One night at dinner we were discussing this with a few people, about how thoroughly our hearts were breaking for the muslims who were so thoroughly lost. One of the women made a really insightful observation that honestly stung quite a bit. I wish I could remember the exact quote, but it was roughly "the darkness we're not used to always seems darker than the darkness we're familiar with". Ouch.
Here's the thing. Being surrounded by muslims, seeing them openly mock Jesus, knowing their passionate hatred for God's truth, it was easy to be moved to compassion and anger and prayer. They are so utterly, obviously lost in sin. But how many people am I surrounded by every day who are every bit as lost? Why is it that being surrounded by muslims moves me to tears for their rebellious plight, yet I can see hundreds of people every day who are just as desperately rebellious and feel next to nothing? Is it just because their particular rebellions - materialism, humanism, practical atheism, whatever - are somehow less serious? Are their sins somehow less offensive to God, more acceptable and less severe?
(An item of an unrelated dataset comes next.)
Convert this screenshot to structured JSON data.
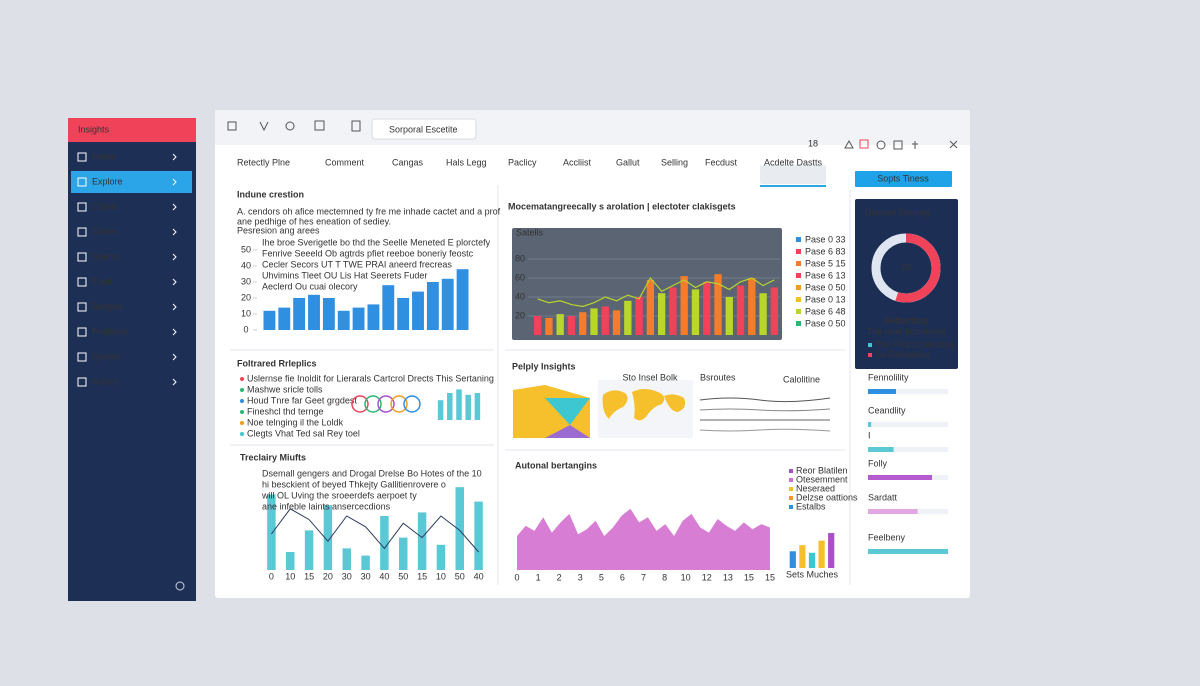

Or is it just that I'm more comfortable with this type of sin? Is it that I've been immersed in this type of rebellion against God for my whole life, so it just seems natural and I barely take notice of it? I can very quickly get worked up about muslims despising Christ's work, but my neighbors who live as if there's no God, somehow that doesn't seem to bother me. The darkness around me every day is every bit as dark, but apparently it's just something I've gotten used to. I may even regard it as a more respectable type of sin, a way of hating God that somehow doesn't offend me or break my heart.
I say this to my own shame. What I want now is for my spirit to be provoked within me by all manner of sin, and not just by strange idols. To be so consumed by a passion for God that all rebellion, all sin, is clearly seen for what it is. To have my heart break for lost neighbors and friends and family. To see beyond the cultural issues that make muslim and hindu and buddhist and animist sin so obvious, yet make Western-style humanistic atheistic materialism seem not so bad. To see and proclaim the gospel as the solution to all this sin, no matter what form the idolatry takes. My neighbors are no less lost than the most virulent Christian-hating persecutor, and both need Jesus and the truth of the gospel more than anything. May I see that every day and live in light of that truth.